I tried the Perricone Promise, which does live up to its promise of great looking skin.  Three days of salmon and shrimp, and my skin was pink and glowy.  I felt like a flamigo, the same color as my food.  I did lose about 15 pounds, and I love almost all of the recipes.  The pounds slowly came back, and again, brought some friends along. 

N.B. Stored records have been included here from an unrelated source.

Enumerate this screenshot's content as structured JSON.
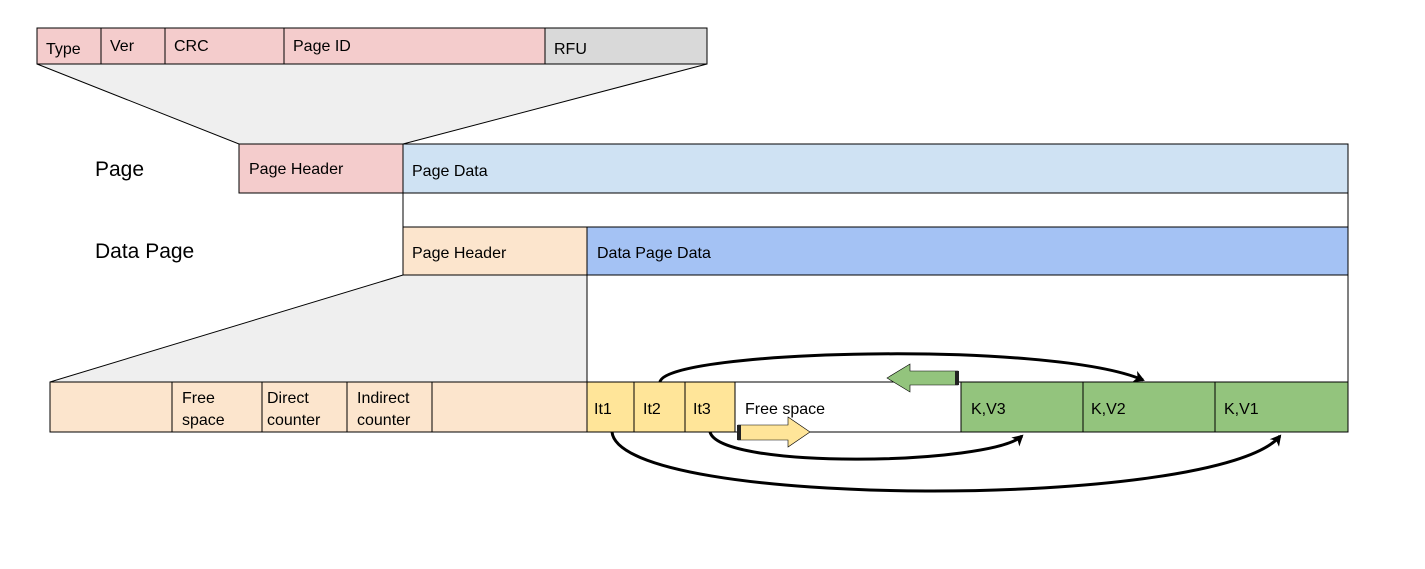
{
  "header_fields": [
    "Type",
    "Ver",
    "CRC",
    "Page ID",
    "RFU"
  ],
  "page": {
    "label": "Page",
    "header": "Page Header",
    "data": "Page Data"
  },
  "data_page": {
    "label": "Data Page",
    "header": "Page Header",
    "data": "Data Page Data"
  },
  "data_page_header_fields": [
    {
      "line1": "",
      "line2": ""
    },
    {
      "line1": "Free",
      "line2": "space"
    },
    {
      "line1": "Direct",
      "line2": "counter"
    },
    {
      "line1": "Indirect",
      "line2": "counter"
    },
    {
      "line1": "",
      "line2": ""
    }
  ],
  "items": [
    "It1",
    "It2",
    "It3"
  ],
  "free_space": "Free space",
  "kv": [
    "K,V3",
    "K,V2",
    "K,V1"
  ],
  "colors": {
    "page_header": "#f4cccc",
    "rfu": "#d9d9d9",
    "page_data": "#cfe2f3",
    "data_page_data": "#a4c2f4",
    "data_page_header": "#fce5cd",
    "items": "#ffe599",
    "kv": "#93c47d",
    "zoom_fill": "#efefef"
  }
}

I found another diet.  Well, it’s not a diet, exactly.  It’s an eating pattern or a lifestle:  The Mediterranean Lifestyle.  Recent data from people living in this area show this lifestyle yields the lowest rates of chronic diseases, the highest adult life expectancy.  Here’s what it looks like:

Mediterranean Diet Pyramid
Mediterranean Diet Pyramid

See the base of the pyramid?  It’s doing things with other people:  Dancing, eating with family and friends, long leisurely conversations, games.  I’ll add bicycling to the store to pick up my groceries.That’s the way I want to live my life.  IMG_1420

Besides that, there are potatoes and bread and pasta and olive oil.    There’s all those good things I love:  fresh fruit, vegetables from the garden, eggs (seven a week), and cheese and yogurt.  Yes, I need to cut down on red meat.  Well, then there’s chocolate and ice cream.  The Mediterranean Lifestyle allows up to 12 oz or red meat a month, and fresh fruit is the main source of dessert.  Okay then, I need to move from once a week, to once a month on these items. A few more points:

  • An abundance of fruits and veggies.  Check −I love these things.
  • Minimally process, and whenever possible, locally grown. Check −I have a garden.
  • Olive oil as the principle fat. Check − (I read recently that just smelling olive oil will help with weight loss.)
  • Daily consumption of low to moderate amounts of cheese and yogurt. I can step up my cheese and yogurt consumption.
  • Twice-weekly fish and poultry. −Check.

I like the Mediterranean Lifestyle already.  There’s no promise of weight loss, although a lean body usually predicts a healthy body.  I have a teensy bit of proof that it works.  I spent 10 days in Rome with family.  I ate local, walked everywhere, lost a few pounds and never felt better.

After a certain number of decades on a body, without surgical intervention, a woman must make a decision:  a little wrinkled or a little rolly.  I’m still working at making peace with my rolls, and I have some character lines that I am beginning to cherish.  So YES, I want to be leaner.  Above all, I want to stay healthy.    

Just as a comparison, here’s the USDA food pyramid:

myplate_greenWait a minute, the USDA did away with the pyramid.  Instead, we have MyPlate.  Where are the number of servings?  Where are the olive oil, the long walks, the wine, and the friends?  I’m going Mediterranean.  I’m taking Loved One with me.   It’s a done deal.